Ward’s office conflicted on multiple levels, attorneys claim
The attorneys claim that these circumstances, and two public presentations Ward gave to update the public on aspects of his office’s investigation – one to the Tulare County Board of Supervisors in March of 2018 and another to the Tulare Local Healthcare District board in April of 2018 – have led to a clear conflict of interest.
They cite the case Schumb v. Superior Court, in which a similar situation arose: the Santa Clara District Attorney’s office charged Christopher Schumb as a co-conspirator in a quid pro quo scheme. Schumb was a friend of the Santa Clara District Attorney and the district attorney’s chief assistant.

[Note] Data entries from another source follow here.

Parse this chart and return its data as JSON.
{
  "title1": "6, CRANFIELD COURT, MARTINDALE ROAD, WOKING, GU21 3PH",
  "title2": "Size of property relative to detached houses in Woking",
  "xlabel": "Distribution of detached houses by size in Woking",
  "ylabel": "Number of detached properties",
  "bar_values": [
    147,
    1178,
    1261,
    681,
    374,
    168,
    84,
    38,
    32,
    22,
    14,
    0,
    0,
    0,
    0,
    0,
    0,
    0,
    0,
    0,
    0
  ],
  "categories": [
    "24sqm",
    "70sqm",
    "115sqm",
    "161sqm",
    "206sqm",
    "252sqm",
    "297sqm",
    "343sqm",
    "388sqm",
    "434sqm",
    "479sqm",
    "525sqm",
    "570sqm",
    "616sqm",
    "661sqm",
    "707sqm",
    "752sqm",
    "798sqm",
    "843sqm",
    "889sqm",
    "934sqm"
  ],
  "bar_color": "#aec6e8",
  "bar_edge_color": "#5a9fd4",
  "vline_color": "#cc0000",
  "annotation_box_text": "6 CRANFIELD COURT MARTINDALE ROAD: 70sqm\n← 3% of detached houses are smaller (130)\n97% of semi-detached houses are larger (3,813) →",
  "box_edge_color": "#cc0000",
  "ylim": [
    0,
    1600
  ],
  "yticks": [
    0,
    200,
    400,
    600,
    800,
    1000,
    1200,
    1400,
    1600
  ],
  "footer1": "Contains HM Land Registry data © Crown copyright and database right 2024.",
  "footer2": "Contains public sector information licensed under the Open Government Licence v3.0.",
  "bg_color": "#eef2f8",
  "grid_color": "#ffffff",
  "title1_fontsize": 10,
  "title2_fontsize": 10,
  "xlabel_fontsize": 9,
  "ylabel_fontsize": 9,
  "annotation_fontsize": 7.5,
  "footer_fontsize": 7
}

“In Schumb, the mere possibility that the District Attorney would overzealously prosecute a defendant was disqualifying—in the instant case, that possibility became a reality,” the attorneys write. “Indeed, the relationship between District Attorney Ward and Dr. Benzeevi became a public issue during District Attorney Ward’s reelection campaign. After months of public pressure, District Attorney Ward pivoted, and his office followed suit.”
“District Attorney Ward’s past relationship with Dr. Brenzeevi creates a conflict so severe the Defendants cannot receive fair treatment in these proceedings,” the attorneys write. “District Attorney Ward’s office faces incentives to aggressively prosecute the Defendants in order to distance District Attorney Ward from Dr. Benzeevi. That alone is disqualifying under the case law, even if the District Attorney has not actually acted improperly.”
Next filing and hearing dates
During the Tuesday hearing, both sides agreed to the following filing schedule:
- the district attorney’s office would respond by January 9,
- attorneys for the three HCCA leaders would respond to those filings by January 18,
- any responses to those filings would be due by January 25
The next hearing in the case is scheduled for February 1 at 8:30am, in a courtroom to be determined at the Tulare County Superior Court.
Attorneys for Benzeevi, Greene and Germany did not respond to requests for comment by publication time. If comments are received, this article will be updated.